The Bluetooth functionality is a godsend. My last car had a Motorola Bluetooth hands-free kit installed that used the car’s speakers, and despite being valued at a few hundred dollars, it had nothing on the AVIC’s Bluetooth. For a start, the AVIC has a screen, which lets you see details a more traditional Bluetooth system could only dream of. Once you’ve paired up your phone, you can see your signal strength and your network on the screen. But the killer is the ability to copy your contact list from the phone over to the AVIC’s 2GB of internal storage, which means you can easily call anyone on your contact list with a few presses of the touchscreen. You also get missed calls, recent calls and a shortcut to your home number easily located on the phone’s main screen.
Considering the legal implications of using your phone while driving these days, this is almost worth the price of admission in itself. OK, not quite, but it’s still the best implementation of installed Bluetooth I’ve played with.
There’s a lot to be said for navigation on a seven-inch screen. It’s easy to view, easy to control and, well, that’s pretty much it. Considering I’ve long been lamenting the fact that satnavs tend to be fairly stagnant in terms of new features that are actually useful, having a device with such a big screen was quite refreshing. It uses the latest WhereIs maps, which shows off things like golf courses on the screen as you drive past them. It’s also big enough that it can display your music track information (and album artwork) on the screen at the bottom, even with the satnav running.

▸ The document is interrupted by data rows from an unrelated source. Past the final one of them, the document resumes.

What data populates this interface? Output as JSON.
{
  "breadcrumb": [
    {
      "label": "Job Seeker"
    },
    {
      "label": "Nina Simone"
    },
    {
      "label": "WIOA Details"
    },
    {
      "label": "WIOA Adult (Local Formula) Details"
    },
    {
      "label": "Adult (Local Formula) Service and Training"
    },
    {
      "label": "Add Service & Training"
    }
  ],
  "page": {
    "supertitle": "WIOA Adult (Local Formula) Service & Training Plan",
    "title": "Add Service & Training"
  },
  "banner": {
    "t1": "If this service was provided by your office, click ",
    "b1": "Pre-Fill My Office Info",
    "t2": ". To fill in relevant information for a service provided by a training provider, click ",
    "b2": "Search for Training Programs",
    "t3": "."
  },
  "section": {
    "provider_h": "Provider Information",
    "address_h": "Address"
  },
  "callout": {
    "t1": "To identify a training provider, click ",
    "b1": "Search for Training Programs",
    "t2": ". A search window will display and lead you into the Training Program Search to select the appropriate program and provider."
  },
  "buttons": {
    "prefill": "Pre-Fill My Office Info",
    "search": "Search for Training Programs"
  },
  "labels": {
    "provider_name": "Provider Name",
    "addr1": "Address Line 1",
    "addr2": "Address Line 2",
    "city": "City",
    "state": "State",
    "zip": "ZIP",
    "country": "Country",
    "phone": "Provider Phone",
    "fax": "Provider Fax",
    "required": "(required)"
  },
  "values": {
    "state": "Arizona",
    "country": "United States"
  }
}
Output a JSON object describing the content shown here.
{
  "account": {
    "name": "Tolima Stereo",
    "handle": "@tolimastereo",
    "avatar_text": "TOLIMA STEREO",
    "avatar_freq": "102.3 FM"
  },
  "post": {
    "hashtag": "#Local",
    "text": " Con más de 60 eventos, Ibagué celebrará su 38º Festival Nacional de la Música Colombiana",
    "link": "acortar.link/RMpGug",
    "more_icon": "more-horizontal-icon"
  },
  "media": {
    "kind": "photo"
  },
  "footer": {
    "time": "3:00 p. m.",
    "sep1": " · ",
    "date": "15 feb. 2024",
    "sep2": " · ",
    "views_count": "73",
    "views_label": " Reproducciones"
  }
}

There are a couple of other noteworthy aspects to the satnav – first off, it’s a learning device, so if you like to take a particular shortcut, it’ll start directing you that way when you next take that route.
The other big thing is a result of the device been installed – the device will actually track your position when you drive through tunnels. No beeps and messages about lost satellite reception. No confusion about underground exits. In other words, proper navigation wherever you are. And that’s awesome. It really is.
The AVIC-F10BT comes with SUNA traffic, although I have no idea where the TMC antenna is. It’s certainly not running along the bottom of your front windshield, and doesn’t need to be plugged in each time you want to use the satnav.
The touchscreen interface is simple. The Home screen gives you the option of Music, Satnav or Phone. But if you press the home button again on the home screen, there’s a customisable page of shortcuts to key functions of the device. Things like navigate home or launching the FM radio. That means you’re no more than three presses from all the key functions of the device, and it doesn’t get much better than that.
There’s a dedicated button on the bottom of the unit that switches between satnav and music control. That may sound like an obvious inclusion, but it’s only when you’re using it that you realise how much sense it actually makes.
This device costs $2999, plus installation. It’s the top of the range Pioneer AVIC system though, and offers the ability to control rear screens and audio output if you have a truly kickass speaker setup in your car. It also works with a reverse camera, which can be installed as an optional extra.
But despite all that, $3K still seems pretty steep. But there are a couple of things to consider – if you’re buying a new car, you’re likely to pay that much to get a satnav option, but you’ll probably miss out on the whole Bluetooth and iPod functionality. The other thing is that Pioneer have a cheaper option, which has a smaller screen and fewer functions, but maintains the core aspects of the device (iPod, Bluetooth and satnav) selling for under a grand (plus installation). Considering top of the line satnavs cost almost a grand, that’s incredibly good value. You do need a double DIN free in your car, but if you can spare it and the cash to get it installed, I have absolutely no hesitation in recommending this system. It’s a complete solution for most of your in-car needs, and well worth the price of admission.